Eco Innovation

The future is bright for solar

23rd May 2024
Caitlin Gittins

Solar photovoltaic (PV) cells, while often spied on the roofs of neighbours, have become widespread in their applications - emerging as a promising source of renewable power.

From water heating to lighting systems and transportation, the growing number of applications are fuelling the growth of this market.

According to information released by SolarPower Europe in a market outlook report on solar power from 2023-2027, in 2022 the world installed 239GW of new solar - 45% more than the year previously, and solar remained a cheaper source of power than fossil fuels and nuclear. Challenges that need to be addressed to facilitate further growth of the market include limited grid capacity and a lack of storage in national electricity systems

Copper Indium Gallium Selenide (CIGS) solar cells are a popular form of thin-film solar technology, boasting cost-efficiency, a high power output and low environmental footprint. The cell is made up of thin layers, each of which serve their own purpose. The design allows for high absorption and durability, with a lightweight and flexible design which can be shaped to fit into residential and commercial buildings to provide solar power.

News from the Uppsala University showed a new world record for electrical energy generation made from CIGS solar cells; 23.64% efficiency. The results were published in the journal Nature Energy and verified by measurement institution Fraunhofer ISE. “Our study demonstrates that CIGS thin-film technology is a competitive alternative as a stand-alone solar cell. The technology also has properties that can function in other contexts, such as the bottom cell of a tandem solar cell,” said Marika Edoff, Professor of Solar Cell Technology at Uppsala University, who was responsible for the study.

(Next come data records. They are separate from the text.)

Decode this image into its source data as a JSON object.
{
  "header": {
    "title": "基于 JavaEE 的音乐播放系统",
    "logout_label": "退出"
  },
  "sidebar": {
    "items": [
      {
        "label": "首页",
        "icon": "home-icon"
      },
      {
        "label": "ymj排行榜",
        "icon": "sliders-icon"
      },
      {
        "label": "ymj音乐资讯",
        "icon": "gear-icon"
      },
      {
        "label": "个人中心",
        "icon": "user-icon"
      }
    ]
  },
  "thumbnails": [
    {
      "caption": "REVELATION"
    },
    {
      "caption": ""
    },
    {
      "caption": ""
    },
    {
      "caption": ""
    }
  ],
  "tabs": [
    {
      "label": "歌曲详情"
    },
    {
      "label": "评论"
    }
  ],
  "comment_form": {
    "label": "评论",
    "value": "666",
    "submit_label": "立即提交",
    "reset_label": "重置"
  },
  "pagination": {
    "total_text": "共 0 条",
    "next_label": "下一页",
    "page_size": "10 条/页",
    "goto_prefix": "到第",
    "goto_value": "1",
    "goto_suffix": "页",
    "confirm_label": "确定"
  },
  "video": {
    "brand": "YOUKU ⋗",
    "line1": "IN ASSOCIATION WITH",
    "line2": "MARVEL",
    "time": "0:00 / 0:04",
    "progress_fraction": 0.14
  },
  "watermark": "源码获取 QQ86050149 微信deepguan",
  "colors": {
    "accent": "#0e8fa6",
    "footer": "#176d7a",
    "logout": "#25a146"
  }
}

The achievement obtained by Uppsala University not only reflected a growing market of solar energy as solar power accounted for 6% of electricity worldwide in 2022 according to the International Energy Agency, but aims to make solar cells more efficient with reduced production costs. The challenge is to use a material that can absorb enough sunlight without wasting this energy and converting it accordingly.

The measurement to verify the world record appeared as important as the study itself, as existing measurement methods seek to understand a correlation between efficiency and solar cell structure. Different measurement methods include nano-XRF, which characterises the solar cell material; transmission electronic microscopy (TEM) which studies the cross sections of  the cell; and photoluminescence, which measures how the solar cell takes care of electrons internally.

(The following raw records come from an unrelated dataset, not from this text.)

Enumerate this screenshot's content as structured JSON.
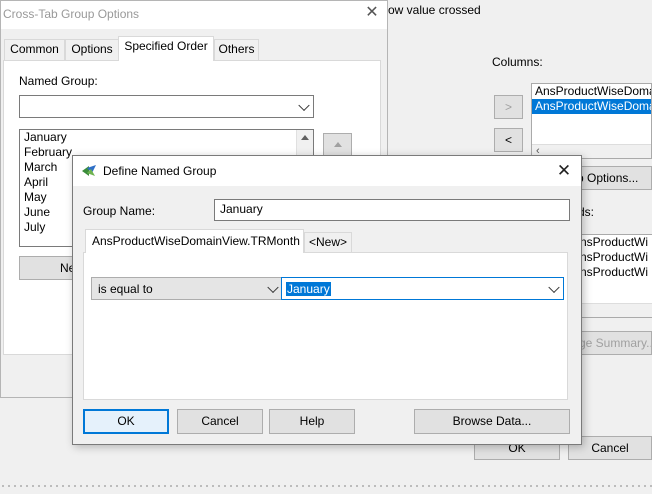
{
  "background_window": {
    "header_text": "row value crossed",
    "columns_label": "Columns:",
    "columns_items": [
      "AnsProductWiseDoma",
      "AnsProductWiseDoma"
    ],
    "add_arrow": ">",
    "remove_arrow": "<",
    "group_options_button": "p Options...",
    "fields_label": "ds:",
    "fields_items": [
      "nsProductWi",
      "nsProductWi",
      "nsProductWi"
    ],
    "summary_button": "ge Summary...",
    "ok_button": "OK",
    "cancel_button": "Cancel"
  },
  "crosstab_dialog": {
    "title": "Cross-Tab Group Options",
    "tabs": [
      "Common",
      "Options",
      "Specified Order",
      "Others"
    ],
    "named_group_label": "Named Group:",
    "named_group_value": "",
    "months": [
      "January",
      "February",
      "March",
      "April",
      "May",
      "June",
      "July"
    ],
    "new_button": "Ne"
  },
  "define_dialog": {
    "title": "Define Named Group",
    "group_name_label": "Group Name:",
    "group_name_value": "January",
    "tabs": [
      "AnsProductWiseDomainView.TRMonth",
      "<New>"
    ],
    "operator_value": "is equal to",
    "value_value": "January",
    "ok_button": "OK",
    "cancel_button": "Cancel",
    "help_button": "Help",
    "browse_button": "Browse Data..."
  },
  "colors": {
    "selection": "#0078d7",
    "dialog_bg": "#f0f0f0",
    "button_bg": "#e1e1e1"
  }
}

“The measurements that we have made ourselves for this solar cell and other solar cells produced recently are within the margin of error for the independent measurement. That measurement will also be used for an internal calibration of our own measurement methods,” explained Edoff.

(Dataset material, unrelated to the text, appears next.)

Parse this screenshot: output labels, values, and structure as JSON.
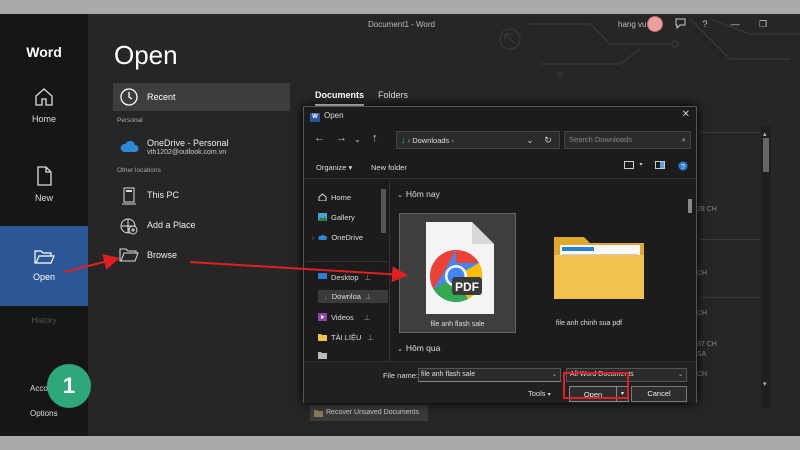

“The fact that we now hold the world record means a lot for both Uppsala University and First Solar European Technology Center. For the CIGS technology, which is known for high reliability, a world record also means that it may offer a viable alternative for new applications in e.g. tandem solar cells. This is important for our research colleagues around the world. We hope that the analyses of the material and electric properties will provide a basis for further improvements in performance,” concluded Edoff.